Aside the personal aspects, what I mentioned about the world above holds true here, as well. Additionally, being multilingual today is phenomenally valuable, and once you learn one language, the next is easier to learn, and the next one after that.
What are your future plans?
I have a loose structure, if you will, but nothing definite other than finishing college. I’ll be graduating from UVM with a double major in French and English in 2014, and with some luck, I’ll be spending my senior year writing a creative thesis on my maternal grandfather’s experiences in World War II. The year after, I’ll apply for the French embassy’s teaching assistantship program, where I’d be placed in a city within the country or its overseas territories to teach English conversation. After that, I’d like to continue traveling, learning languages, and teaching English in this way. Some potential countries on my list are South Korea, Chile, Brazil, Germany, Russia, and Mexico. After that, things get fuzzy. I’d like an MFA in creative writing, potentially from the University of Alaska Anchorage. I’d like a masters from a university in France in whatever might tickle my fancy at the time. I’d like to teach English literature in American high schools. I’d like to ultimately find myself back in Belgium to live, for at least several years. Who knows in what order I’ll do it all, or if I’ll do it all, or how my plans will change? Isn’t that the most beautiful part of the planning?
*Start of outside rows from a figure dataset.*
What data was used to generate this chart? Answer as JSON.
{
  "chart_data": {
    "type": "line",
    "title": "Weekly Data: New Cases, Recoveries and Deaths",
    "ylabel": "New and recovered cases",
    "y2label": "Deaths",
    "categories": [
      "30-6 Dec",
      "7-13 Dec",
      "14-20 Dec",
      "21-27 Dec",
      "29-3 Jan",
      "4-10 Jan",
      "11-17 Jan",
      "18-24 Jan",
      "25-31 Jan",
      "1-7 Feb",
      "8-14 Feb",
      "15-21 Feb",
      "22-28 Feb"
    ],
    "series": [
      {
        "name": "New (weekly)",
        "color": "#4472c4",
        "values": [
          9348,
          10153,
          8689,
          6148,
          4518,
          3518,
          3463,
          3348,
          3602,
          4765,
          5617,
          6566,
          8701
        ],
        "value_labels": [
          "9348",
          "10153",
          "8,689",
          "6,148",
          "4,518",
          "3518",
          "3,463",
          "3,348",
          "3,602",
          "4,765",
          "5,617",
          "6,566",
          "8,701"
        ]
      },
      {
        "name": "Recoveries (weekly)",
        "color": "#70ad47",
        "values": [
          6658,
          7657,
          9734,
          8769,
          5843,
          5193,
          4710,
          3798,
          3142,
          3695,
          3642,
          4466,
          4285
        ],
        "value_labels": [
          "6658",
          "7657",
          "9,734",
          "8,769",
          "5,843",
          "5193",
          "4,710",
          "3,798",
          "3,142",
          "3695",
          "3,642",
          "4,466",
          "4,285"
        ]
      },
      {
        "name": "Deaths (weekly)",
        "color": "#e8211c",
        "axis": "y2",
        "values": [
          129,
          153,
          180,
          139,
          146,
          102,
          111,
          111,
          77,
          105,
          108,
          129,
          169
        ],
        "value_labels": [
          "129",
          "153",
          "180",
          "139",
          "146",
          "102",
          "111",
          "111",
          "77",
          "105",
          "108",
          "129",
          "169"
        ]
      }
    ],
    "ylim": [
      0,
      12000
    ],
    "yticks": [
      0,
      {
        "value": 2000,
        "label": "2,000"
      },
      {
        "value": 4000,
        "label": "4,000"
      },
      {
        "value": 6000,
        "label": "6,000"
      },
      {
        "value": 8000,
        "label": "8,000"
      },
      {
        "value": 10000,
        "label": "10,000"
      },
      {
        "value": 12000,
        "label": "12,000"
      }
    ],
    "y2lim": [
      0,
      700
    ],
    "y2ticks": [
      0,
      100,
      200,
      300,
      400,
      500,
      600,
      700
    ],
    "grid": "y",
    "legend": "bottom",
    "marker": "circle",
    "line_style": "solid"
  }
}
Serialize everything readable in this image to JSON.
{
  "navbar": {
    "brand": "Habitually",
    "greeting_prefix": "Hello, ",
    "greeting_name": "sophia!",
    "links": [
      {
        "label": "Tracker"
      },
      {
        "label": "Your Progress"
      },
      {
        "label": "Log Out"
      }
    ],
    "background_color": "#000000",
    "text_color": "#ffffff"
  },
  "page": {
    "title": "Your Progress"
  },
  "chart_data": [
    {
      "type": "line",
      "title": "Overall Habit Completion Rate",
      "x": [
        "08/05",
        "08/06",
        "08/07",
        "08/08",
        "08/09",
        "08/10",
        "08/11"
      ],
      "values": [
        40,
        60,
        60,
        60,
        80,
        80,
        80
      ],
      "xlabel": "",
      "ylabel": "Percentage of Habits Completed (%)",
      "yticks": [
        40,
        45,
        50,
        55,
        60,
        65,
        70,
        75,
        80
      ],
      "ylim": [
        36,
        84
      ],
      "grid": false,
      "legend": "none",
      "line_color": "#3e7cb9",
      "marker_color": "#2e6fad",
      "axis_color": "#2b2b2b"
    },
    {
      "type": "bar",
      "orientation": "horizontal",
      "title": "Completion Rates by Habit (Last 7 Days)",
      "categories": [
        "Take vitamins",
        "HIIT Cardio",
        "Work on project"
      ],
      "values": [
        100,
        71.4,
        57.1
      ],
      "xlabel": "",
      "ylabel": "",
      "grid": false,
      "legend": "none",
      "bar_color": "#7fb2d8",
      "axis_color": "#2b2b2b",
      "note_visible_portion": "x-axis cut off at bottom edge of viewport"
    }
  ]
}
What’s your BEST piece of advice for someone who is thinking about studying abroad?
Oh, I have too much advice. I firmly believe, like most people who depart to study abroad, that everyone should do it at some point in their academic career, be it high school or college. My fondest wish is to be able to convince more and more students to do a gap year, or even to study abroad between two years of high school, with a program such as Rotary Exchange. Many people have expressed, to me, regret that they didn’t further consider their high school options. Aside that, for those wishing to study in college: study as long as possible. Do the year if you can. The homesickness, the frustration, it all disappears after the six month mark, right when most program end. Additionally, your competence in the language skyrockets after six months, too.
Me being less of a traveler and more of a immerse-myself-in-the-culture person, I’d highly recommend spending more time in your host country and city than perhaps your peers might. Go explore the side streets. Go into the tiny bars and random stores and talk to as many people as possible. Go by yourself. Try out the words and phrases you know in the language and ask people for slang and colloquial expressions. At home, try to eat what and the way you see locals eat. It’s a sad thing to go home and be able to ramble on about your voyages, but not be able to adequately describe the very country in which you lived.
Finally, educate yourself on culture shock and the best ways to deal with it. You need to know the signs and what you can do to combat it in order to continue profiting from it. And it’ll further open up the gate for full cultural immersion.